3. Liga

Engstringen beendet Schlierens Sieges-Serie

Engstringens Doppeltorschütze Lukas Baur (Nummer 18) lässt Schlierens Pierre Gattiker (Mitte) alt aussehen

Engstringens Doppeltorschütze Lukas Baur (Nummer 18) lässt Schlierens Pierre Gattiker (Mitte) alt aussehen

Der Abstiegskandidat schlägt den enttäuschenden Nachbarn dank Leidenschaft mit 4:1. Die Gastgeber stiegen mit viel Selbstvertrauen in das Derby und beendeten so die Derby-Sieges-Serie der Schlieremer.

Noch in der Vorrunde fegte Schlieren auf dem heimischen Zelgli Engstringen gleich mit 5:0 vom Platz. Doch auf der Oberengstringer Brunewiis waren die Vorzeichen anders. Eine Woche nach dem überraschenden 2:0-Sieg bei Leader Srbija stiegen die abstiegsbedrohten Gastgeber mit viel Selbstvertrauen in das Derby. Von Beginn weg spielte Engstringen engagiert auf, während Schlieren nicht ins Spiel fand.

Keine fünf Minuten waren gespielt, ehe die Einheimischen bereits mit 1:0 in Front gingen. Im Anschluss an einen Cornerball von David Diaz traf der aufgerückte Lukas Baur mittels Kopfball. Aufgrund der zahlreichen Absenzen beorderte Engstringen-Trainer Paul Schärer seinen Captain und Stürmer zurück in die Innenverteidigung, was sich auszahlte. Engstringen blieb spielbestimmend, während die Gäste nur zu einzelnen Konterangriffen kamen. Engstringen verpasste es unter der Regie von Baur, bis zur Pause das Skore zu erhöhen.

Schlieren spielt harmlos

Auch nach dem Seitenwechsel änderte sich am Spielgeschehen nichts. Mit seiner Spielfreude liessen die Einheimischen die Abstiegssorgen vergessen und strebten den zweiten Treffer an. Bereits in der 48. Minute wurde das 2:0 Tatsache. Eine sehenswerte Kombination über die linke Angriffsseite schloss Philippe Theiler mit einem platzierten Flachschuss erfolgreich ab.
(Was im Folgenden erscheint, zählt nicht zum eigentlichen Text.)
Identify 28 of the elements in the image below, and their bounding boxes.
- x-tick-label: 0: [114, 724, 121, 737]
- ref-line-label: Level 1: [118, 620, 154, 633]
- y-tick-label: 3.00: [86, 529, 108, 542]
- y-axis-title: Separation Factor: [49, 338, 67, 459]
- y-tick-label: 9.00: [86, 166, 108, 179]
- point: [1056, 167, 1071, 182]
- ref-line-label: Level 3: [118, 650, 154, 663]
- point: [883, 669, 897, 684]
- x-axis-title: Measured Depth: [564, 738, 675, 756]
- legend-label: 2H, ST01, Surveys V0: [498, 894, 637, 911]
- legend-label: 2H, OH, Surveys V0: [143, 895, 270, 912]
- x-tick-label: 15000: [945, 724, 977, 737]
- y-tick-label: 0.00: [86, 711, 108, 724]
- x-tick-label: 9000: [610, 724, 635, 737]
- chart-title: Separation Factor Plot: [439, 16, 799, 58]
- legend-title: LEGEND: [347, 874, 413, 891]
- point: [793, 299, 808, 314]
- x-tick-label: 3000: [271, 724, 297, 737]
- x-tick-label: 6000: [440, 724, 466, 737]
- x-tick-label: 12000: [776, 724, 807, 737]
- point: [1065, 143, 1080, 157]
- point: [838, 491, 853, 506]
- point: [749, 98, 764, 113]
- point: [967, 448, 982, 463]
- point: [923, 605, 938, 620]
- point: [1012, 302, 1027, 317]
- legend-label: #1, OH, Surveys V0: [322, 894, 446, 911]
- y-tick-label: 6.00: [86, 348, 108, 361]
Nur neun Minuten später folgte bereits die Vorentscheidung in diesem hart umkämpften, aber einseitigen Derby. Diaz brachte einen Freistossball in die Mitte, wo erneut Baur mittels Kopfball traf. Schlieren gelang eine Viertelstunde vor Spielschluss durch Sabri Usta zwar noch der Ehrentreffer, doch zu mehr reichte es den harmlos aufspielenden Gästen nicht mehr.

Verwandelter Foulpenalty

Für den Schlusspunkt sorgte Joker Sebastian Luck, welcher mit seinem sicher verwandelten Foulpenalty für den 4:1-Endstand besorgt war. Schlieren-Trainer Beat Studer zeigte sich als fairer Verlierer, blieb aber nach diesem desolaten Auftritt seiner Mannschaft verständlicherweise wortkarg. «Der Engstringer Sieg ist hochverdient. Mehr will ich nicht sagen, ich bin bitter enttäuscht», so der Ex-Profi.

Zufriedener präsentierte sich Engstringen-Trainer Paul Schärer: «Mit einer guten Kollektivleistung haben wir den Gegner dominiert und auch spielerische Akzente gesetzt. Die Mannschaft bewies Moral und hat den Aufwärtstrend bestätigt, die jungen Spieler sind gereift, alle ziehen am gleichen Strick.»

Mit diesem Sieg kletterte der FCE über den Strich und beendete die grossartige Serie der Schlieremer, auf die sich Trainer Studer noch in jeder ernüchternden Saison stützen konnte: Nach 15 Derbys ohne Niederlage (14 Siege) verlor der FCS wieder einen Vergleich mit einem Lokalrivalen. Das war vor rund drei Jahren letztmals der Fall gewesen, damals gabs ein 0:2 in Birmensdorf.